I grew up in a poor, single-parent family. My mother scrimped, saved, and sacrificed so that my brother and I can go to a Catholic school. And as far as Catholic schools go, this was a pretty poor (as in: low funding) school, but it was all that my mother could afford. However, my brother and I benefited enormously. He went on to get a scholarship to a Catholic high school, and then another scholarship to go to college. I also went on to college, and even went on to get a Master's degree. So our experiences demonstrates that even if you start out poor, you can rise above it. I also know that my mother would have gladly taken a tuition voucher had they been available back then.

But none of us could have done it without a lot of help. All three of us had a support group that we relied on time and time again, and for which came through time and time again. My mother and her two sons were one family, but we also had the support of an extended family of grandparents, aunts, uncles, and cousins. This same group still meets three times a year for family gatherings. Beyond the extended family were other, more distant relatives as well as neighbors and the surrounding local community.

We each knew each other, and we helped each other out in times of need. It was because of that support group that, during our whole youth, my brother and I never felt "poor", even though technically that's what we were. It was also during this time that I grew up around the "village" concept of everyone helping each other - which, back then, was basically the Democratic ideal in a nutshell.

Somewhere along the way, however, the Democrats' "village" ideal got lost and was replaced with the current "village idiots" concept of the extremism that JB mentioned in his reply. Instead of helping "the little guy", Democrats now serve the more extreme left wing special interest groups. Instead of supporting the tuition voucher concept to help students in poor families to get a decent education, they instead back teachers' unions because these unions donate to their party. In other words, it ain't just in the GOP that money buys politicians.

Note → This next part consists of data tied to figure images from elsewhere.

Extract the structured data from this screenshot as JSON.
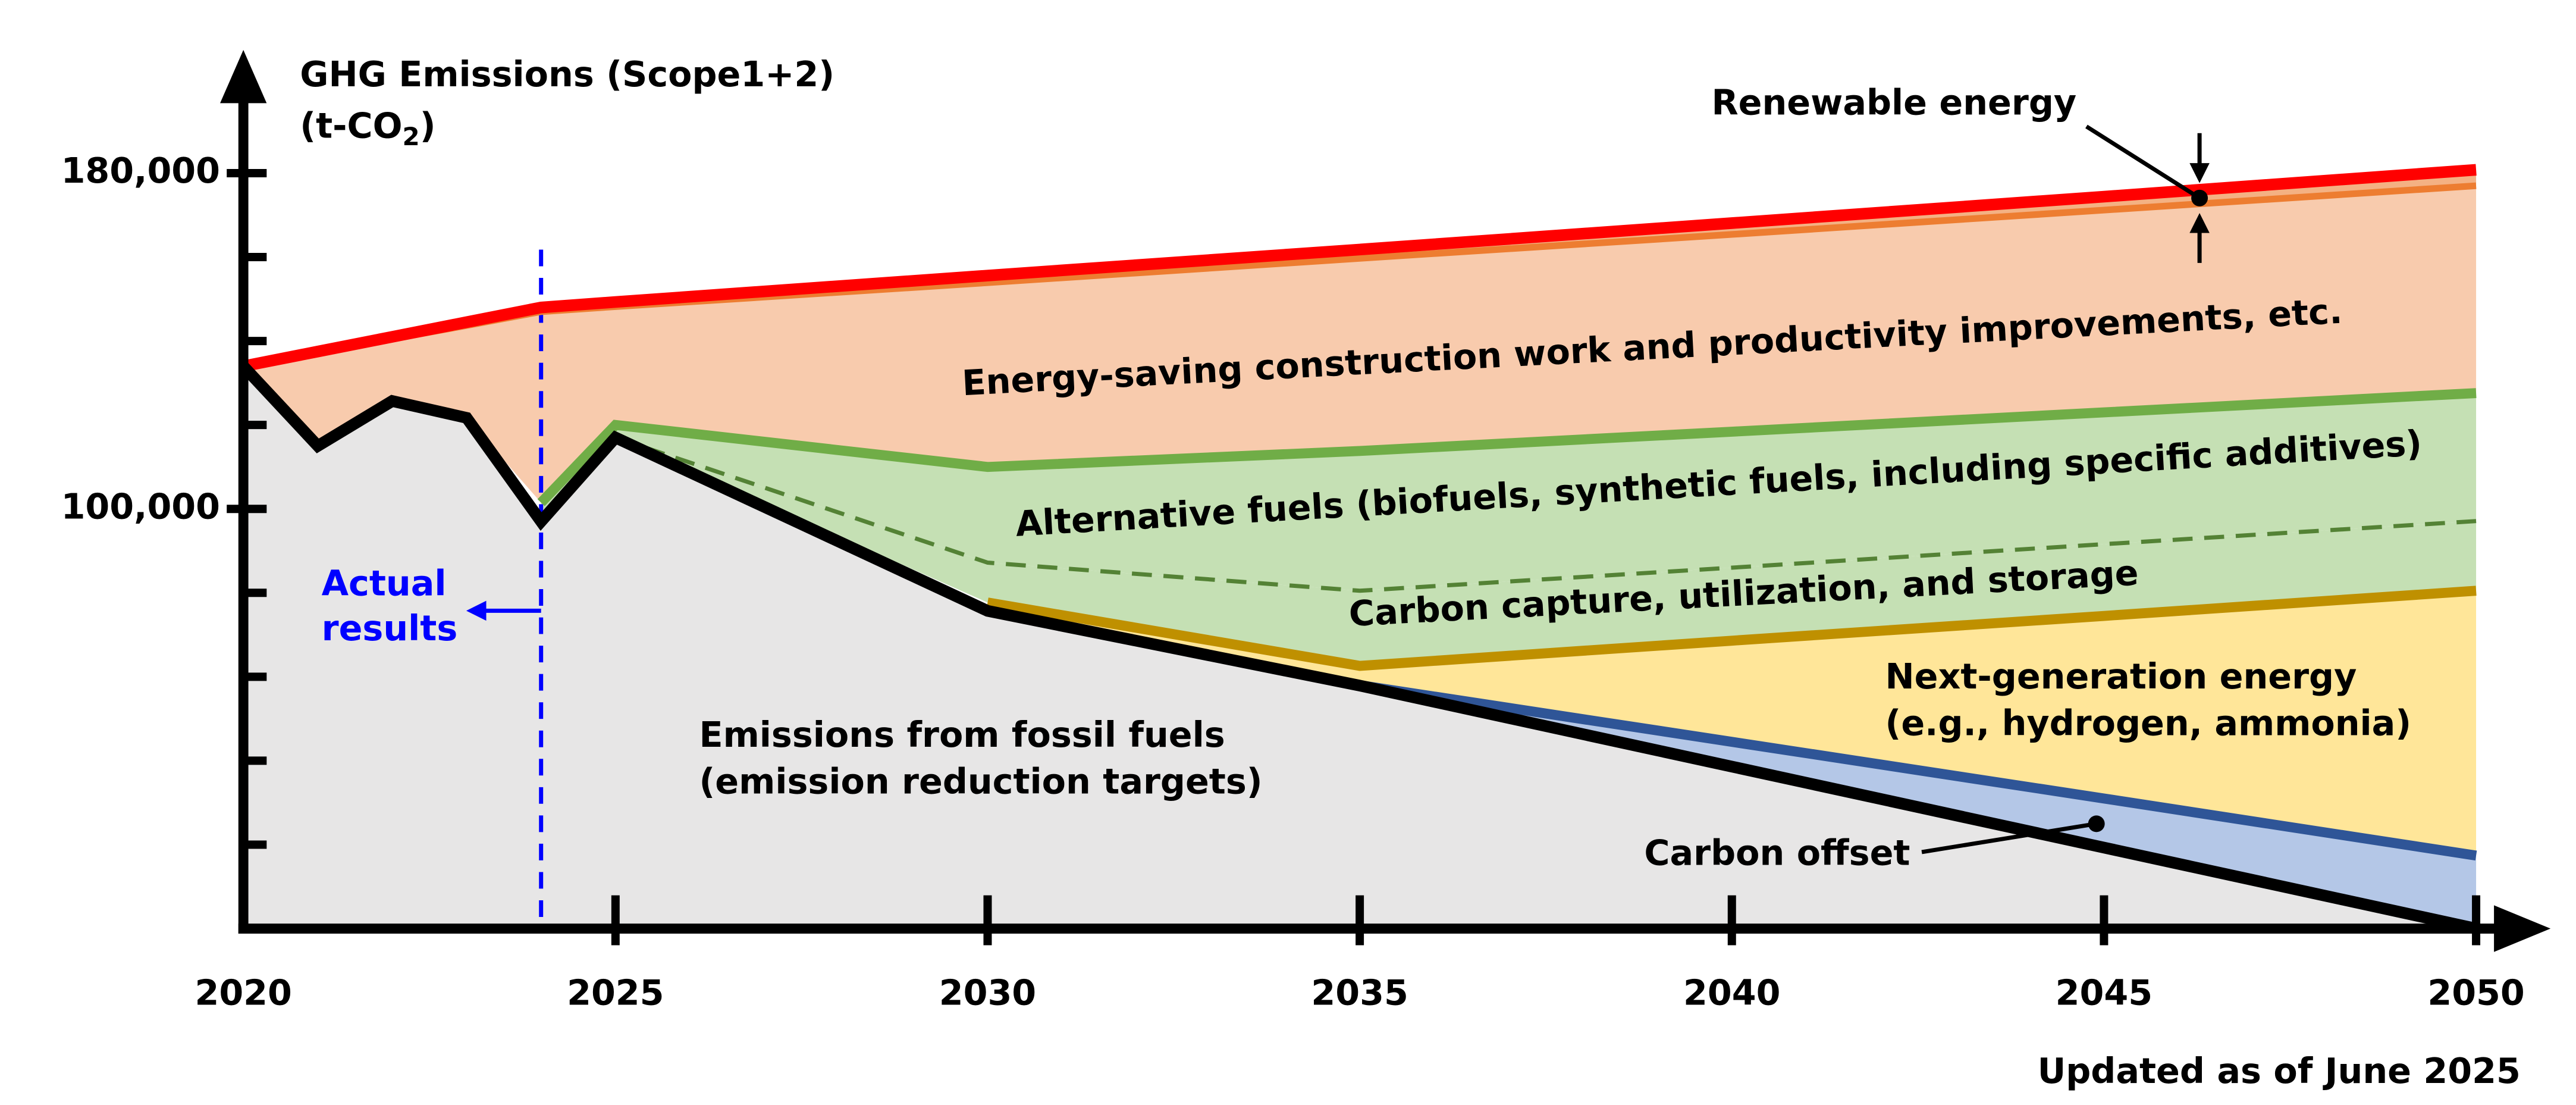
{
  "chart_data": {
    "type": "area",
    "ylabel": {
      "line1": "GHG Emissions (Scope1+2)",
      "unit": [
        "(t-CO",
        "2",
        ")"
      ]
    },
    "x": [
      2020,
      2021,
      2022,
      2023,
      2024,
      2025,
      2030,
      2035,
      2040,
      2045,
      2050
    ],
    "xlim": [
      2020,
      2051
    ],
    "xticks": [
      2020,
      2025,
      2030,
      2035,
      2040,
      2045,
      2050
    ],
    "ylim": [
      0,
      205000
    ],
    "yticks": [
      {
        "value": 100000,
        "label": "100,000"
      },
      {
        "value": 180000,
        "label": "180,000"
      }
    ],
    "yminor_ticks": [
      20000,
      40000,
      60000,
      80000,
      120000,
      140000,
      160000
    ],
    "series": [
      {
        "name": [
          "Emissions from fossil fuels",
          "(emission reduction targets)"
        ],
        "color": "#000000",
        "fill": "#e7e6e6",
        "values": [
          134000,
          115000,
          125700,
          121700,
          97000,
          117000,
          75700,
          57900,
          38600,
          19300,
          0
        ]
      },
      {
        "name": [
          "Carbon offset"
        ],
        "color": "#2f5597",
        "fill": "#b4c7e7",
        "values": [
          null,
          null,
          null,
          null,
          null,
          null,
          null,
          58000,
          44500,
          31000,
          17400
        ]
      },
      {
        "name": [
          "Next-generation energy",
          "(e.g., hydrogen, ammonia)"
        ],
        "color": "#bf9000",
        "fill": "#ffe699",
        "values": [
          null,
          null,
          null,
          null,
          null,
          null,
          77700,
          62600,
          68600,
          74500,
          80500
        ]
      },
      {
        "name": [
          "Carbon capture, utilization, and storage"
        ],
        "color": "#548235",
        "fill": "#c5e0b4",
        "line_style": "dashed",
        "values": [
          null,
          null,
          null,
          null,
          null,
          117000,
          87200,
          80500,
          86000,
          91600,
          97100
        ]
      },
      {
        "name": [
          "Alternative fuels (biofuels, synthetic fuels, including specific additives)"
        ],
        "color": "#70ad47",
        "fill": "#c5e0b4",
        "values": [
          null,
          null,
          null,
          null,
          101500,
          120000,
          110000,
          113800,
          118400,
          123000,
          127600
        ]
      },
      {
        "name": [
          "Energy-saving construction work and productivity improvements, etc."
        ],
        "color": "#ed7d31",
        "fill": "#f8cbad",
        "values": [
          134000,
          137200,
          140500,
          143700,
          147000,
          148200,
          153900,
          159700,
          165400,
          171200,
          177000
        ]
      },
      {
        "name": [
          "Renewable energy"
        ],
        "color": "#ff0000",
        "fill": "#f4b183",
        "values": [
          134000,
          137500,
          141000,
          144500,
          148000,
          149300,
          155600,
          161800,
          168100,
          174400,
          180800
        ]
      }
    ],
    "actual_results": {
      "x": 2024,
      "label": [
        "Actual",
        "results"
      ],
      "color": "#0000ff"
    },
    "footnote": "Updated as of June 2025"
  }
}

Instead of seeing that the voucher system can help public schools to keep to their church/state separatism, the Dems instead are insistent in making it much harder for the poor families to go to other schools if the local public schools are failing to educate their children. It appears that keeping on the good side of teachers' unions takes a much greater precedence than seeing that our nation's children get the best education possible. This is an injustice that the old Democratic party wouldn't have tolerated, much less facilitated. It would have sickened the old Democratic party to be an enabler to an oppressive power structure.

To me, being truly liberal would mean finding the best means possible to educate all children, regardless of the income of the families that they come from. Instead, being liberal today means that you support an intolerant and closed-minded establishment such as teachers' unions because they donate to party coffers. Maybe I'm old fashioned, but that's not what being liberal was supposed to mean.